Sizin FB grubundaki bazı paylaşımlarda yakındığınız nokta da o sanırım. Halbuki ne alaka!
Binlerce kekemede on yıllar içerisinde yapılan tüm çalışmalar bu tür yöntemlerin aşınma etkisine tabi olduğunu göstermiştir.
Araştırmacılar - ki Van Riper, Sheehan, McGuire vs. gibi çoğu kekeme olduğundan bu etkileri hem kendilerinde, hem de danışanlarında izlemiştir - bu yöntemleri terk ederek KALICI bir çözüm aramaya başladılar.

Öncelikle şu varsayımdan hareket etmek gerekir: Kekemelik belli bir yaştan sonra (16-18 gibi) devam ediyorsa KALICIdır. Kekemeliğin geçmesi, kaybolması anlamında %100 çözüm vaadetmek gayri ciddidir ve yanıltıcıdır. Resmen kekemelerin duygu ve gururlarıyla oynamak anlamına geliyor.

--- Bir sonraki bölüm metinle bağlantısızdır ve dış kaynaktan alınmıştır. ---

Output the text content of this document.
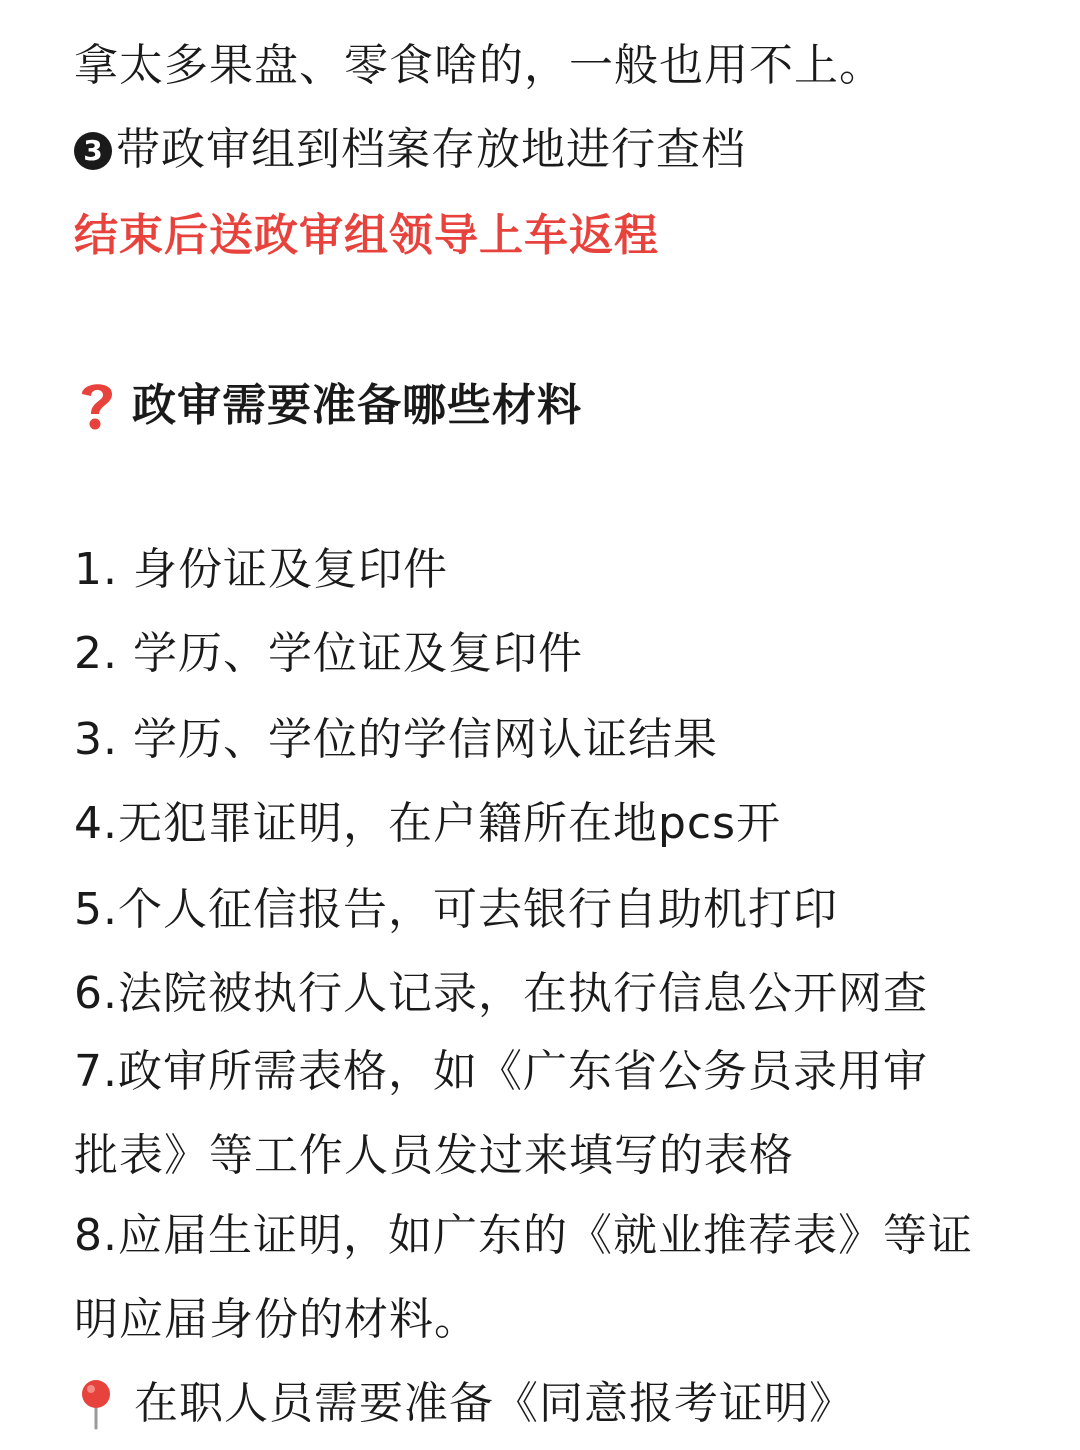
拿太多果盘、零食啥的，一般也用不上。
3 带政审组到档案存放地进行查档
结束后送政审组领导上车返程
政审需要准备哪些材料
1. 身份证及复印件
2. 学历、学位证及复印件
3. 学历、学位的学信网认证结果
4.无犯罪证明，在户籍所在地pcs开
5.个人征信报告，可去银行自助机打印
6.法院被执行人记录，在执行信息公开网查
7.政审所需表格，如《广东省公务员录用审
批表》等工作人员发过来填写的表格
8.应届生证明，如广东的《就业推荐表》等证
明应届身份的材料。
在职人员需要准备《同意报考证明》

Sözümü gerekçelendirmem gerekmiyor, kekemeyim çünkü. Çoğunuz bunu kendi deneyimlerinizde gördünüz, bana hak vereceksiniz.

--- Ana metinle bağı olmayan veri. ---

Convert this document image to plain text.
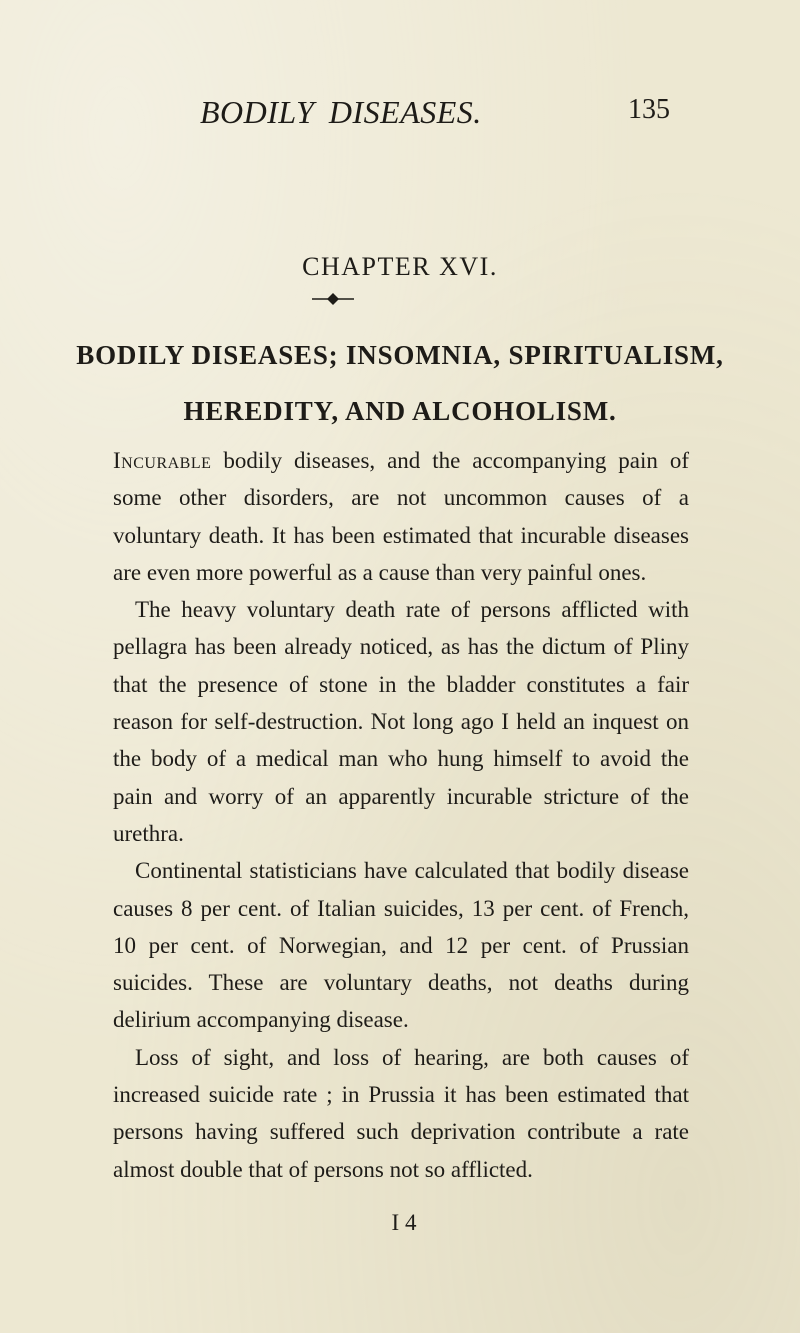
BODILY DISEASES.	135
CHAPTER XVI.
BODILY DISEASES; INSOMNIA, SPIRITUALISM,
HEREDITY, AND ALCOHOLISM.

Incurable bodily diseases, and the accompanying pain of some other disorders, are not uncommon causes of a voluntary death. It has been estimated that incurable diseases are even more powerful as a cause than very painful ones.

The heavy voluntary death rate of persons afflicted with pellagra has been already noticed, as has the dictum of Pliny that the presence of stone in the bladder constitutes a fair reason for self-destruction. Not long ago I held an inquest on the body of a medical man who hung himself to avoid the pain and worry of an apparently incurable stricture of the urethra.

Continental statisticians have calculated that bodily disease causes 8 per cent. of Italian suicides, 13 per cent. of French, 10 per cent. of Norwegian, and 12 per cent. of Prussian suicides. These are voluntary deaths, not deaths during delirium accompanying disease.

Loss of sight, and loss of hearing, are both causes of increased suicide rate ; in Prussia it has been estimated that persons having suffered such deprivation contribute a rate almost double that of persons not so afflicted.

I 4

ÇÖZÜM deyince öncelikle kavramı tanımlamak gerekir.

Hedefinizi yeni, farklı belirleyeceksiniz. Ben kekemeliğimi dizginlemek istiyorum. Kekemeliğimin beni kontrol etmesini değil de ben kekemeliğimi kontrol etmek istiyorum. Bu da kekemeliğin KALICI olduğunu kabul etmekten geçiyor. Esas o zaman kalıcı çözümler de mümkündür.

İşin ilginç tarafı - ki bu yöntemi öğrenen, uygulayan hemen hepsi bunu ifade ediyor - duyarsızlaştırma teknikleriyle bloktan korku azalıp hatta kaybolunca blok sayısı ve şiddeti da azalır. Ve kalan bloklar her zaman her yerde kullanışlı tekniklerle çözülebilir. Utanmadan, telaşlanmadan. Birey kekemeliğinin çözümünün kendisinde olduğunu anladıktan ve kendi kekemeliğine karşı olan tutumunu tamamen değiştirdikten sonra yani kekemeliğine olumlu baktıktan sonra bu da artık aşınma etkisine tabi değildir.

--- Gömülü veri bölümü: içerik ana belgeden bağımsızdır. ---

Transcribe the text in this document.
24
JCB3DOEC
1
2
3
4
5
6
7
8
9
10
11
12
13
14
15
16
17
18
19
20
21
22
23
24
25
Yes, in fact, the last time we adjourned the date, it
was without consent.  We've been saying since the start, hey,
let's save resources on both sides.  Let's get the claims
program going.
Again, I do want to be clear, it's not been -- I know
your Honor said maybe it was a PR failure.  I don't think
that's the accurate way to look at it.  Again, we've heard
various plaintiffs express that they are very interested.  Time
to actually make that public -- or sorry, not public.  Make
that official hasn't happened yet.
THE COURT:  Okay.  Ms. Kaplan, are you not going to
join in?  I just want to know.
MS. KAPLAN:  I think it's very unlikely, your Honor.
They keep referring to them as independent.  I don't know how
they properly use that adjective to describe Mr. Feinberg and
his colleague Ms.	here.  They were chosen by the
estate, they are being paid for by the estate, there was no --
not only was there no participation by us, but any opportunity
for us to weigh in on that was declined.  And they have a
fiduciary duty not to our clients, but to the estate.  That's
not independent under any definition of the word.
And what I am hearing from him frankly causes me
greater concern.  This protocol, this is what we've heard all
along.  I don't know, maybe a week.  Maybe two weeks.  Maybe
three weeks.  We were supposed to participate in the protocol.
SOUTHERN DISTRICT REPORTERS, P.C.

O yüzden şu ana kadar duyarsızlaştırmayı bir unsur olarak terapiye dahil eden (Van Riper, McGuire gibi programlar) geliştirilen en etkili yöntemler olarak algılanıyor. Amaç hiç kekelememek değil (ki zaten gerçek dışıdır) de daha hafif, daha az ve daha cazip kekelemek ve sosyal ve iş hayatına her yönüyle katılabilmek!
Yeni bakış açılarına varma umuduyla hepinize başarılar dilerim!